Brothers at War
The Unending Conflict in Korea
By Sheila Miyoshi Jager. 608 pp.
W. W. Norton, 2013. $35.
Reviewed by William Donnelly
SHEILA MIYOSHI JAGER’S fascination with the Korean War and what she describes as “its continuing and evolving impact on the two Koreas and the rest of the world” began with a 1996 visit to the War Memorial in Seoul. Jager, a professor of East Asian studies at Oberlin College, noted the paradox of commemorating a war that technically had never been declared over. Although a 1953 armistice ended the fighting, North and South Korea never signed a peace treaty.
Repeated visits to the memorial inspired this book and its themes. It is a military history of the conflict but also an examination of its evolution—from Korea’s civil war of 1945–1950, through the 1950–1953 fighting, and then into the global Cold War and the modern effort to maintain regional stability. Throughout, she argues, there is a “continuous struggle between North and South Korea for the mantle of Korean legitimacy.” Yet Jager also makes clear that this fierce family fight has enveloped the international community and continues to influence domestic politics in China and the United States.
The book is a work of synthesis, with Jager drawing on a wide variety of published and unpublished sources, including much recent scholarship from China, South Korea, and the United States. The depth and breadth of her research provide a solid foundation for her measured judgments. The prose is clear and free of scholarly jargon. She ably discusses matters of politics and strategy while tapping memoirs and oral histories to illustrate how the conflict affected individuals. Readers should attend to the endnotes, where Jager often offers interesting details and sometimes engages with conclusions differing from hers.
The first 12 chapters cover the years from the end of Japanese colonial rule in 1945 to the armistice in 1953. These chapters cannot yield an examination as detailed as Allan R. Millett’s three-volume The War for Korea, but they are a good overview that pays sufficient attention to all the major combatants and reserves a chapter for the “uncommon coalition” that was the United Nations force. Jager rightfully stresses that, despite the involvement of outsiders, this was a war for survival between the competing Korean regimes, which meant barbarism was legitimized for both.
The book’s most important contribution is its nine-chapter analysis of how the war affected international relations and domestic politics in China, the United States, and the two Koreas after the armistice. Jager looks at how the “lessons” of Korea informed decision making in the Vietnam War. The Korean conflict, she argues, “instructed Mao on the profound linkage between war and revolution” and led him to support the Vietnamese communists in large part to help further radicalize the Chinese masses, but not to the extent of sparking war with the United States. Among Americans, the Korean conflict generated “never again” sentiments that blocked French requests for support in Vietnam. By 1964, however, opinion in the States had changed, and many saw the war as a successful limited conflict that could be replicated in Vietnam.
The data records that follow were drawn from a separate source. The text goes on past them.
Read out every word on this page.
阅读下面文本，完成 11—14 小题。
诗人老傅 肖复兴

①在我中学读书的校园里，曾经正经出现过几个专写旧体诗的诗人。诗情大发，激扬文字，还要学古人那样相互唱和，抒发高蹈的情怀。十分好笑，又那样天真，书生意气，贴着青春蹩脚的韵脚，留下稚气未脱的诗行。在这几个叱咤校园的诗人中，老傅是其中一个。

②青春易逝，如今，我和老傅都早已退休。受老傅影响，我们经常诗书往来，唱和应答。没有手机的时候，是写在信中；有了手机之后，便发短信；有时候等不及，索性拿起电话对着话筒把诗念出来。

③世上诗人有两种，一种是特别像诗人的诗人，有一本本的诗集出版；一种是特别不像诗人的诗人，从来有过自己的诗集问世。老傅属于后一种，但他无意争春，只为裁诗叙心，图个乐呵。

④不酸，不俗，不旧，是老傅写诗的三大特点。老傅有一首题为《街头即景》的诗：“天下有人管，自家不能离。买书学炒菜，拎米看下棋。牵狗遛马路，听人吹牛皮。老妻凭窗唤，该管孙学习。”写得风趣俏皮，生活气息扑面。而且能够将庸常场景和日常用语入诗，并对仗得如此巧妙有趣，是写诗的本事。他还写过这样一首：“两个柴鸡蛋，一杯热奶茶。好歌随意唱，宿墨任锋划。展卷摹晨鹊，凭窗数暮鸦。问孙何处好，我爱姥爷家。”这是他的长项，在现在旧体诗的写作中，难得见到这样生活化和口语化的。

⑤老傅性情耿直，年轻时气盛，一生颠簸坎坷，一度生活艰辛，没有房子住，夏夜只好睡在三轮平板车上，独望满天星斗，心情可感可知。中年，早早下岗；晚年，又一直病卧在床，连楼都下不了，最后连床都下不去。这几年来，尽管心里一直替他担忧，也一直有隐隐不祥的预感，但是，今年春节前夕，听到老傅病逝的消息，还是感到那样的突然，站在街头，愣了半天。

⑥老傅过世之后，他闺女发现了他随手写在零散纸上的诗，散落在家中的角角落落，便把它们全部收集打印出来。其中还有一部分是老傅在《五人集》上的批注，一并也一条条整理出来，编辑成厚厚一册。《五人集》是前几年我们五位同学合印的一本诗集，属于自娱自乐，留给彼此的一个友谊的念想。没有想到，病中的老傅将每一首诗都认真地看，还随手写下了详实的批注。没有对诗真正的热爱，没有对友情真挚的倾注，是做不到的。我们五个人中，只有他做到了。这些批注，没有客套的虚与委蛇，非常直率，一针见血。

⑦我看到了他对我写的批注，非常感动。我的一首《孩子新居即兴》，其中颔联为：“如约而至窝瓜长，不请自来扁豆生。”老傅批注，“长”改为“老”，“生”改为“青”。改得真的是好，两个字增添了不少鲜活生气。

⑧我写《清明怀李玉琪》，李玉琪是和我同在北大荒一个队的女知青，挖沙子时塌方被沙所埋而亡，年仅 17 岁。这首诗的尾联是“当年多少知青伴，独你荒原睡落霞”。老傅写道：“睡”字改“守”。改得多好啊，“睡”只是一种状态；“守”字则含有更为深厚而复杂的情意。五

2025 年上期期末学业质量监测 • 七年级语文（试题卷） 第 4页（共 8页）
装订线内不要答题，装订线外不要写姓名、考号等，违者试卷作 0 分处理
Jager brings the themes of the book together in her account of why Park Chung Hee—the former communist who seized power in South Korea in a 1961 coup—dispatched the largest non-American force to support South Vietnam. Taking up another fight against communism was not an easy decision, but Park decided to align with the United States and “refight the Korean War in Vietnam,” as Jager puts it, to mobilize support for his rule and win American aid that would strengthen South Korea’s economy and autonomy.
An epilogue considers whether increasing Chinese involvement in North Korea will bring an end to the conflict and how, once again, the memory of the war is used to explain and justify current policies. Brothers at War is an important contribution to the literature on this conflict and is highly recommended.
William Donnelly, a historian at the U.S. Army Center of Military History in Washington, D.C., has written extensively about the American army in Korea.